A livello interno, l'Iran è da anni che si prepara al duello. Un duello solo parzialmente smorzato dopo gli accordi, siglati con Ue e Usa nel 2016, sul nucleare. Poi, con l'avvento di Donald Trump alla Casa Bianca, Washington non si è più fidata. Anzi, le mosse di Teheran sono state viste come un ulteriore passo per la sfida della Repubblica Islamica a Israele e all'Occidente. Da qui il raid con cui, nel gennaio 2020, gli Usa a Baghdad hanno ucciso il generale Soleimani. L'architetto cioè della cosiddetta "mezzaluna sciita", una serie di alleanze tra movimenti e governi sciiti capaci di proiettare l'influenza iraniana dal Golfo al Mediterraneo. Un obiettivo perseguito ancora oggi da Teheran.

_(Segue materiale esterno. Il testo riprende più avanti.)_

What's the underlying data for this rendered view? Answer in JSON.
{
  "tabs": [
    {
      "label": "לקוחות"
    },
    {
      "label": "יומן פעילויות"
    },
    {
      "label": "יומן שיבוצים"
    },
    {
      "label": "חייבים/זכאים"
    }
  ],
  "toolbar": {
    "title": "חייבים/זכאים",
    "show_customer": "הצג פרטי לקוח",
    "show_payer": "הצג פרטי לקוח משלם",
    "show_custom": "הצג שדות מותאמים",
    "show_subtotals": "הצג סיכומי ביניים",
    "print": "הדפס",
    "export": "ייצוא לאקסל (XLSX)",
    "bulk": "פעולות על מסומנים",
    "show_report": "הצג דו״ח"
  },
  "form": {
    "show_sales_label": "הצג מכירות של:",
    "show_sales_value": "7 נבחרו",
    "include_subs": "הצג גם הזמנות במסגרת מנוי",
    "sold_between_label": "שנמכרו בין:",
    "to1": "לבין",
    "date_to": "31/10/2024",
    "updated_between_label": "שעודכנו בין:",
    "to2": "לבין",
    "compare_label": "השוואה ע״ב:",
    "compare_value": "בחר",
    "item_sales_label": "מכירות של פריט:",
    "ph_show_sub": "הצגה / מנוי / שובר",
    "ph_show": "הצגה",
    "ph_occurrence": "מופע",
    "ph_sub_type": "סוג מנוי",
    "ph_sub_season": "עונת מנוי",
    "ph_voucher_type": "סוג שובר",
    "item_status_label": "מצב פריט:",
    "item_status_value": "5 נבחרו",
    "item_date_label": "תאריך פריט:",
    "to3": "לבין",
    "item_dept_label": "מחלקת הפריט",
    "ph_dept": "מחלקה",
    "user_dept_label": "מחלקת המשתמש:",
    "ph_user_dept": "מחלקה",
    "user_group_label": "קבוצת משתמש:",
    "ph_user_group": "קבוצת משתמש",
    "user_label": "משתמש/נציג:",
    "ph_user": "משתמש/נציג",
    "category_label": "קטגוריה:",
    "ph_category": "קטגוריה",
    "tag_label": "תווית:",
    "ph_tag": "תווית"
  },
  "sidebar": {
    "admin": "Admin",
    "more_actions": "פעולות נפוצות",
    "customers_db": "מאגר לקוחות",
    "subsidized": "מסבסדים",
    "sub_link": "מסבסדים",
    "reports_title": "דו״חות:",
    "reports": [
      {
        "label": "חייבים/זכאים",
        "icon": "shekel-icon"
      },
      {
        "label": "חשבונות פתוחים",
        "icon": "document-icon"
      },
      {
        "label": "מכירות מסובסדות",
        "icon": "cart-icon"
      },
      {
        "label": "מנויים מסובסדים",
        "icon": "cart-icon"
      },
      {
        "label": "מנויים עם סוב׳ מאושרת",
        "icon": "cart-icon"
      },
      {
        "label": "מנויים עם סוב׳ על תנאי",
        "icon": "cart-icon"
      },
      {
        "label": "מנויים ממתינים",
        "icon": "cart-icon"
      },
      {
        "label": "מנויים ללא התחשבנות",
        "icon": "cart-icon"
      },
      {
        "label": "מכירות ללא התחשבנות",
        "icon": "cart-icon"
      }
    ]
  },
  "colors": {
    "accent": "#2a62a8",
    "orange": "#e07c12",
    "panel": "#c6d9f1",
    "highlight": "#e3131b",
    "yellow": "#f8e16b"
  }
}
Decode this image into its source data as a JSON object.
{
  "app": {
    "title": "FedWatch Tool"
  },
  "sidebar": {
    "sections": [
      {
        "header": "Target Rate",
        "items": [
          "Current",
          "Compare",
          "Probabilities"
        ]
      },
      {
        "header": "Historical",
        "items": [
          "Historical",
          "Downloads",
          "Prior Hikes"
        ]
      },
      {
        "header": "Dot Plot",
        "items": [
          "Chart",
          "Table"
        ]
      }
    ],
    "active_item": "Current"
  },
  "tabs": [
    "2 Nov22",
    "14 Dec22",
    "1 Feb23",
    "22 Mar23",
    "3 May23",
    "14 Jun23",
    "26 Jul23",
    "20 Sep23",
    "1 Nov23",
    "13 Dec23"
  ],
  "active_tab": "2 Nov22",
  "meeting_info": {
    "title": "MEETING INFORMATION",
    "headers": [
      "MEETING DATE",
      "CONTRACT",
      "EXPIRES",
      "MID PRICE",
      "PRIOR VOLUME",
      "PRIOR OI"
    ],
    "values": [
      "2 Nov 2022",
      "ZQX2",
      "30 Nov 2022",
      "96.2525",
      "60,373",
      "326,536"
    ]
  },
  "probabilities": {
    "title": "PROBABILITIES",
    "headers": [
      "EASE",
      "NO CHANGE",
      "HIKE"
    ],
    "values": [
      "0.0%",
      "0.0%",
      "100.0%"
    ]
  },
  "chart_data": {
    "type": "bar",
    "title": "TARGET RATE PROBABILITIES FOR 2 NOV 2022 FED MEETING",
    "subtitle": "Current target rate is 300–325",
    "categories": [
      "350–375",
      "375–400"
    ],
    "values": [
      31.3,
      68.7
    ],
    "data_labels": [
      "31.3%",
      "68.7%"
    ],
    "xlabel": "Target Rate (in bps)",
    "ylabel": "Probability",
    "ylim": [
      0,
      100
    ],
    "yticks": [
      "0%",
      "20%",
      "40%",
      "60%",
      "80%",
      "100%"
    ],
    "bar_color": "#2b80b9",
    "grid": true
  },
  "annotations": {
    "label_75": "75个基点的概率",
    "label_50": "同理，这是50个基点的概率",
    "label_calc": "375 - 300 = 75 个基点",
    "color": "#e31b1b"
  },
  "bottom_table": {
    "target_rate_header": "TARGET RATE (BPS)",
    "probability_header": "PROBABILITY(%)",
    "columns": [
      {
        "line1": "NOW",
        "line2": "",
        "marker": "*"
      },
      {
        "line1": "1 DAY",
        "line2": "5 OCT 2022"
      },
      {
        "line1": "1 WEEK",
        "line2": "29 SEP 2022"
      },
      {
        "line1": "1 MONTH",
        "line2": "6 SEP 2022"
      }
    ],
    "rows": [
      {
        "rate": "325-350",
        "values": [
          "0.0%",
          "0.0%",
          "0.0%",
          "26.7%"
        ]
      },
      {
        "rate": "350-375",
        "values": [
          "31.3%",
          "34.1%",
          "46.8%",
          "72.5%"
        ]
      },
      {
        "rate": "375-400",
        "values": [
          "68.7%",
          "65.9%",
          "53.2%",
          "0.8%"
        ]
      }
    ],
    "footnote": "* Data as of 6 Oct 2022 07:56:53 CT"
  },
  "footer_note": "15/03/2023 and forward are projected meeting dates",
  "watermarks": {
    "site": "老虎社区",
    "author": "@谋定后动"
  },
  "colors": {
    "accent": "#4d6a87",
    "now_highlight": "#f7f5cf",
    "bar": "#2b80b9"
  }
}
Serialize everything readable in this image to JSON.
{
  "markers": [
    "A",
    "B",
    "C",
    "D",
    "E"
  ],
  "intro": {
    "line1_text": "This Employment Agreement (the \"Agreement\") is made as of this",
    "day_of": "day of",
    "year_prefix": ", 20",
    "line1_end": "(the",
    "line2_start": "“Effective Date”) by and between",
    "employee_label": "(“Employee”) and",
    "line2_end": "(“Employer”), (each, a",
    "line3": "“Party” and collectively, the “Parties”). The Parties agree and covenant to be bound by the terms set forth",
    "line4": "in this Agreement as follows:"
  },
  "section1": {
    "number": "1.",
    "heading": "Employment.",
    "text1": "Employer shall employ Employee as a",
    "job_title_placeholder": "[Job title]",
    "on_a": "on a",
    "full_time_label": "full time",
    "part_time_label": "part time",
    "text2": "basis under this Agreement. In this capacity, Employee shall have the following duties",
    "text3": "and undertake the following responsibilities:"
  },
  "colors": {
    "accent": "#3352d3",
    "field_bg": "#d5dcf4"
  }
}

Non solo Hezbollah e Hamas
Negli ultimi giorni, subito dopo l'attacco di Hamas contro Israele, gli occhi sono stati puntati su Gaza e sul Libano. Non è un mistero infatti che l'Iran nel corso degli anni abbia finanziato lautamente il movimento islamista. Così come, guardando al Paese dei cedri, sono ben noti i legami con gli Hezbollah.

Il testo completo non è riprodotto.